KEY POINTS:
New Zealand are contemplating putting England in a spin when the first test begins in Hamilton today.
A dry, brown pitch - at least dry before yesterday afternoon's steady drizzle - which is expected to lack significant pace and lend itself to the slow men, means offspinner Jeetan Patel is being prepared for only his second test, and his first at home.
And with New Zealand captain Daniel Vettori and England's Monty Panesar shaping as influential figures over the next five days, the test could see more spin than a Beehive press conference.
Vettori insisted if Patel plays - with speedster Mark Gillespie, a late call-in for the injured Iain O'Brien, and uncapped allrounder Grant Elliott tipped to sit the test out - it will be with good reason and not just because of the expectations of a spin-friendly pitch.
"We both had some success during the one-day series, so we feel we're in good form and it's not just plucking someone out to fill a gap because it's a dry wicket," Vettori said.
"I just think we've got two decent spinners who can do a job."
The last time New Zealand played two spinners at home was a Vettori-Paul Wiseman double act against Australia at Eden Park in March 2005, 10 tests ago.
In the past 10 years, or 38 home tests, New Zealand have gone twin-spin seven times, three of them at Hamilton, including the last played at Seddon Park four years ago, the so-called crater test, when part of the pitch against South Africa fell apart.
Patel's previous test was with Vettori against South Africa at Cape Town two seasons ago.
He has been prepared to play, in a bid to settle any lingering nerves.
New Zealand must bowl last to utilise the spinners, which means the batsmen must rustle up a decent score for them to work with, against a high calibre bowling attack led by swing men Matthew Hoggard and Ryan Sidebottom.
Stephen Fleming will bat at No 3, with Mathew Sinclair, Ross Taylor and Jacob Oram to follow.
The one selection issue to be signed off by Vettori and coach John Bracewell is whether there is a strong case for including Elliott, a tidy batsman and an extra bowling option in place of either Sinclair or Taylor.

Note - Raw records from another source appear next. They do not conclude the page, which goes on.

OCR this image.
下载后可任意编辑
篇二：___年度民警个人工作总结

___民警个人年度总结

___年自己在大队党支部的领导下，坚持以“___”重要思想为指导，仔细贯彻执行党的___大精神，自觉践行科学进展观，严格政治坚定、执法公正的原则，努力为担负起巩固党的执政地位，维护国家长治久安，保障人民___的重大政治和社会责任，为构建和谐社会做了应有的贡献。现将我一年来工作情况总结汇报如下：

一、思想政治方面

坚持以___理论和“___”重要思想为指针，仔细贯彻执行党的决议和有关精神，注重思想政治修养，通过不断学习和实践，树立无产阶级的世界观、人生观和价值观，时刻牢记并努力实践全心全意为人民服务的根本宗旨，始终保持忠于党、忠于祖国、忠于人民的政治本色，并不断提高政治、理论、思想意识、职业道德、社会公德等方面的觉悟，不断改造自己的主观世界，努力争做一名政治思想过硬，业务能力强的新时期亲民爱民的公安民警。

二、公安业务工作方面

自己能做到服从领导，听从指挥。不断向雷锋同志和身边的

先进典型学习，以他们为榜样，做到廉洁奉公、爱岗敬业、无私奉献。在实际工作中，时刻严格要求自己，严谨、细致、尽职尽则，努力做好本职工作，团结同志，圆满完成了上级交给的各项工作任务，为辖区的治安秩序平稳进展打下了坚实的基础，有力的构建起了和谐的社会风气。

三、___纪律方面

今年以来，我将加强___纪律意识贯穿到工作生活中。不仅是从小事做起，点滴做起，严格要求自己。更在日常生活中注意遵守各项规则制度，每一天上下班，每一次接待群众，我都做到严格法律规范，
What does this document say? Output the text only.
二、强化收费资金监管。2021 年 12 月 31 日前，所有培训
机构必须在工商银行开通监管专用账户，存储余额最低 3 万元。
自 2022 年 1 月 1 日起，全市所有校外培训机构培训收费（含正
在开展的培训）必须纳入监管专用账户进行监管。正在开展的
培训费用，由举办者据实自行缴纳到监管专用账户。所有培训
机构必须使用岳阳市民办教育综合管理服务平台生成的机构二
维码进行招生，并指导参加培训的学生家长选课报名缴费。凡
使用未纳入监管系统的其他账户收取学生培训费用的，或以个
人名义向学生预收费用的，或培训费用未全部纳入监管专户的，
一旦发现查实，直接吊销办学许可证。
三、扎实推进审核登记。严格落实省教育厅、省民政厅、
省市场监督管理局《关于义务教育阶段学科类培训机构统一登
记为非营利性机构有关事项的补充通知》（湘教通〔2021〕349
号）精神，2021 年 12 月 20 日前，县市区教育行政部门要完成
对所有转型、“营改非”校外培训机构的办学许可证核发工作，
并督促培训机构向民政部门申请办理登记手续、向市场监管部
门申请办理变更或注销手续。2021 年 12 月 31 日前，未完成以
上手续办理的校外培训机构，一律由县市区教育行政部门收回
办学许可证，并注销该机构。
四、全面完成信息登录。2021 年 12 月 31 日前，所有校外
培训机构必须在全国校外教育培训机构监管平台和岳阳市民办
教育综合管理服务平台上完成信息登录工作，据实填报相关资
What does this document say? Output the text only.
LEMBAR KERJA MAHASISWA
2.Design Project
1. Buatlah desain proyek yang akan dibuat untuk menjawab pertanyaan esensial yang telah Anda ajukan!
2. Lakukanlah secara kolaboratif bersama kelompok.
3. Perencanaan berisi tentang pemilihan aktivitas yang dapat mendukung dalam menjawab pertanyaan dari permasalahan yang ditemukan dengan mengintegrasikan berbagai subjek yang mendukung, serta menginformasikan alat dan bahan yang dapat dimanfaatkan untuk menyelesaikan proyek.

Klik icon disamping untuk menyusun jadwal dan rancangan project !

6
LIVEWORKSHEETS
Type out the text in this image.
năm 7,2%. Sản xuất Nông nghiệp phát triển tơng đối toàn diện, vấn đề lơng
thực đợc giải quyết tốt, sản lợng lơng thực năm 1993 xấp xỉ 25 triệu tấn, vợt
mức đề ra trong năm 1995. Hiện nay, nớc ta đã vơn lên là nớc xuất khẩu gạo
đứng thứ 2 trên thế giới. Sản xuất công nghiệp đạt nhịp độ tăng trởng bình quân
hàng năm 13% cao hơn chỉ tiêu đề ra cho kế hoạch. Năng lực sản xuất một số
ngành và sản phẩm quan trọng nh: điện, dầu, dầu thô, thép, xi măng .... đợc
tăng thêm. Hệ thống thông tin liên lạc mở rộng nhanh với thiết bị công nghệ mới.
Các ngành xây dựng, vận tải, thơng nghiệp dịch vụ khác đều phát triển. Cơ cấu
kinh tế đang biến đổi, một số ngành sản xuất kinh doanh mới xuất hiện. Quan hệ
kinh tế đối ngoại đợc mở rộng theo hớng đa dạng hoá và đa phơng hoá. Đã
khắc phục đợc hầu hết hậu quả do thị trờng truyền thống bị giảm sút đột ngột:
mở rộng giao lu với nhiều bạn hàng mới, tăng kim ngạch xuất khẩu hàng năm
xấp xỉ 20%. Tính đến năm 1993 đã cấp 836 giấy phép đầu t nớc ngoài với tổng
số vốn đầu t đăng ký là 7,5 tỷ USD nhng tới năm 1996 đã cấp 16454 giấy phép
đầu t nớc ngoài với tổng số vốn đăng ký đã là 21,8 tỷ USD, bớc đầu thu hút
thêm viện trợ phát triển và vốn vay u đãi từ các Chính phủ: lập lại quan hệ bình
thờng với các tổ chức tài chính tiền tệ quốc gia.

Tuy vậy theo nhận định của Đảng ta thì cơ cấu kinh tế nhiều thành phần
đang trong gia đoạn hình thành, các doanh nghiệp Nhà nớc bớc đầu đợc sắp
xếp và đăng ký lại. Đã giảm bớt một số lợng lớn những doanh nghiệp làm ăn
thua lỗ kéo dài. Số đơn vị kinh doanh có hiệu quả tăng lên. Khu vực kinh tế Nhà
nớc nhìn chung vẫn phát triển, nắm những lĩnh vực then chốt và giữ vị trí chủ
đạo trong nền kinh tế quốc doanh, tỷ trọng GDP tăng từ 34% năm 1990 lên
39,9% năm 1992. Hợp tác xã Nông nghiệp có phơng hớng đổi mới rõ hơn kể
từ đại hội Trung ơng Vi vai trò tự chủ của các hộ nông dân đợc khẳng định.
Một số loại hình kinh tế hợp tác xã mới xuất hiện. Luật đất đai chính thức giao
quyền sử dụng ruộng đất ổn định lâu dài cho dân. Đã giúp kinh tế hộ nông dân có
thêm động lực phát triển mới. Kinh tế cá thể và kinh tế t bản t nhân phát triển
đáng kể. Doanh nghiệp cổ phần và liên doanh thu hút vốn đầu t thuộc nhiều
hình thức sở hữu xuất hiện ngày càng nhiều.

Against Bangladesh earlier in the season, the batsmen collectively failed to push on to a big total. No one reached 100. So Vettori has stressed the need for the batsmen to pitch a tent at the crease.
"If we can bat 120 to 130 overs then you can build big scores. And if you're talking about playing two spinners then we can come into play a lot more on the fourth and fifth days."
Vettori acknowledged in statistical terms England far outweigh New Zealand in the averages game.
Their top six batsmen all average over 40.
No New Zealanders can match that. Fleming and Oram are the closest at 39.73 and 39.42 respectively. If they take the confidence and, in the cases of Jamie How and Taylor, the form from the ODI series, Vettori hopes it will serve them well.
England captain Michael Vaughan, who averages a modest 23.88 from nine innings against New Zealand, confirmed his XI yesterday, Andrew Strauss winning the spot Owais Shah had been hoping to fill.
Wicketkeeper Tim Ambrose will start his first test, having seen off ODI gloveman Phil Mustard. In any case, Mustard had the misfortune to stop a Kevin Pietersen drive with his nose at practice yesterday, breaking it and becoming Colonel Mustard with a Professor Plum out front.
England will start favourites and possess several matchwinners but, as is invariably the case with opening tests, there's a handful of ifs and buts.
Win enough of those contestable aspects and New Zealand should be right in the battle, especially as England have won just one test in their last 15 away from home since January 2005.
"The typical English mentality might be that we're expected to rock up and win," Vaughan said.
"But you don't win a series away from home without working very hard. If we think the wrong way we will come unstuck."
* NZ V ENGLAND
Seddon Park, Hamilton
10.30am today, live on Sky Sport
New Zealand (likely): Daniel Vettori (c), Jamie How, Matthew Bell, Stephen Fleming, Mathew Sinclair, Ross Taylor, Jacob Oram, Brendon McCullum, Kyle Mills, Jeetan Patel, Chris Martin.
England: Michael Vaughan (c), Alastair Cook, Andrew Strauss, Kevin Pietersen, Ian Bell, Paul Collingwood, Tim Ambrose, Matthew Hoggard, Ryan Sidebottom, Steve Harmison, Monty Panesar.
Umpires: Daryl Harper and Steve Davis (Australia).